Я редко переступаю теперь мой порог. Спустившись вниз, я, пройдя десяток домов, сворачиваю обычно в узкий кривой переулок: по обе стороны сломанной линии переулка, выводящего к серому овалу ворот и желтым крестам монастыря, справа и слева — деревянные лавчонки и рундуки, всюду: на перекладинах, скошенных подставках, крючьях — образки, кресты, крестики, цветные лампадки и четки — четки — четки. Четок много: они висят гроздьями, нанизавшись на нити, мерцая опаловыми, красными, черными — из коралла, палисандра, перламутра и агата — бусинами. Ветер тихо качает на крючьях их ленивые извивы пронизей. Иногда я подхожу к четочным вязанкам, рассматриваю, осторожно касаюсь их: да, да, точь-в-точь как мои. Стоит закрыть глаза, и мнится: вот орбиты, приварившиеся ссученными гнилыми нитями, покорно давшие связать себя узлом и обмотать вкруг жалких крючьев, — покинув плен, разворачивают свои эллипсы, и вот коралловые бусины, рассиявшись кровавыми солнцами, возносятся на дальние зениты. Черные агатовые камешки разбухают в черные планеты, скользящие по длинным-длинным четочным нитям — от звезд к звездам.
Открываю глаза, и снова: рундуки, на рундуках крючья, на крючьях гроздья алых, белых и черных четок. Но я не верю глазу: ведь лжет же он о звездах, показывая мне их как крохотные изумрудины. Лжет и сейчас.

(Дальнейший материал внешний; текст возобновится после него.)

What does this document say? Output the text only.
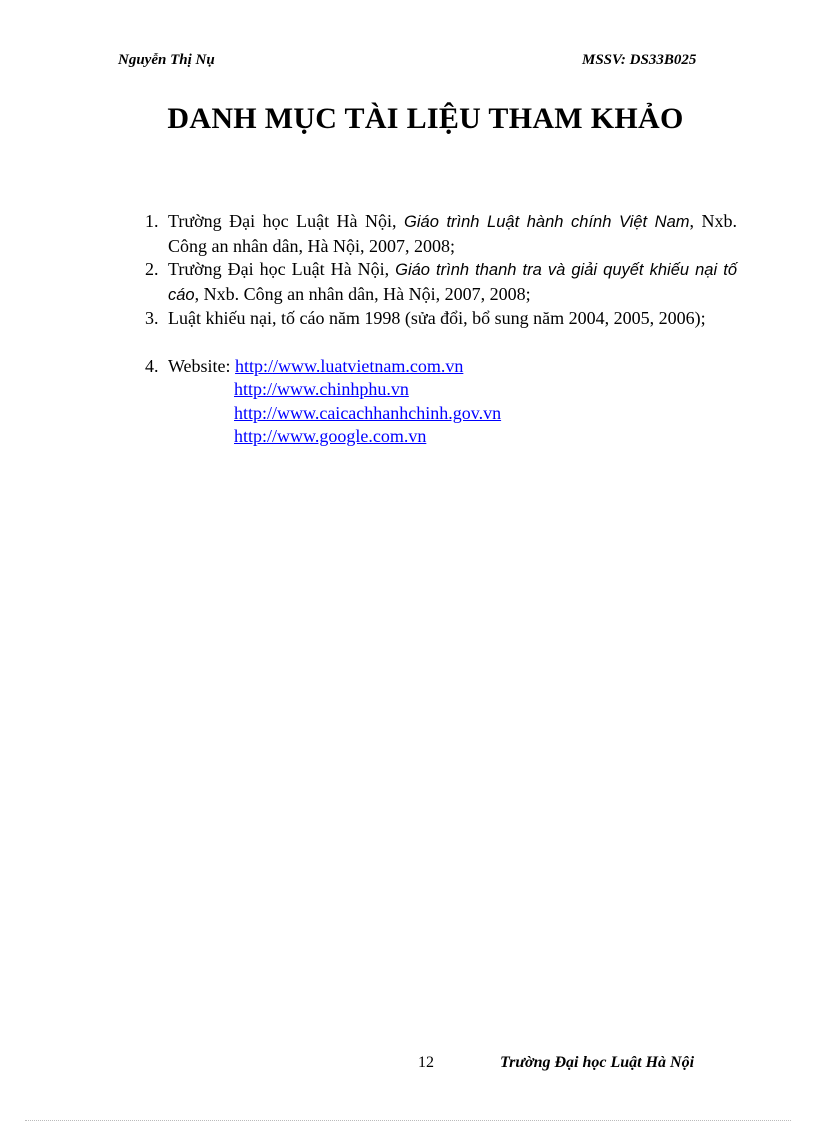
Nguyễn Thị Nụ	MSSV: DS33B025
DANH MỤC TÀI LIỆU THAM KHẢO
1. Trường Đại học Luật Hà Nội, Giáo trình Luật hành chính Việt Nam, Nxb. Công an nhân dân, Hà Nội, 2007, 2008;
2. Trường Đại học Luật Hà Nội, Giáo trình thanh tra và giải quyết khiếu nại tố cáo, Nxb. Công an nhân dân, Hà Nội, 2007, 2008;
3. Luật khiếu nại, tố cáo năm 1998 (sửa đổi, bổ sung năm 2004, 2005, 2006);
4. Website: http://www.luatvietnam.com.vn
http://www.chinhphu.vn
http://www.caicachhanhchinh.gov.vn
http://www.google.com.vn
12	Trường Đại học Luật Hà Nội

Иногда я шагаю дальше: по прогнившим мосткам, меж тысяч миров, продаваемых людьми людям за какие-то пятаки и гривенники, вхожу я — сквозь овал ворот — под кресты: там — в сизом ладанном тумане, у черных ликов и желтых свечей — простые бабы-крестьянки, и меж их иссера-коричневых, растрескавшихся пальцев все те же покорные, давшие связать себя в узлы орбиты: на орбитах, толкаемые грязным ногтем, безлучные, закаменевшие, стиснутые в крохотные точки — бессильные миры.
1921
Примечания
(В.Г.Перельмутер)
Рассказ ‘Чётки’ был включён автором в неопубликованный сборник ‘Сказки для вундеркиндов’.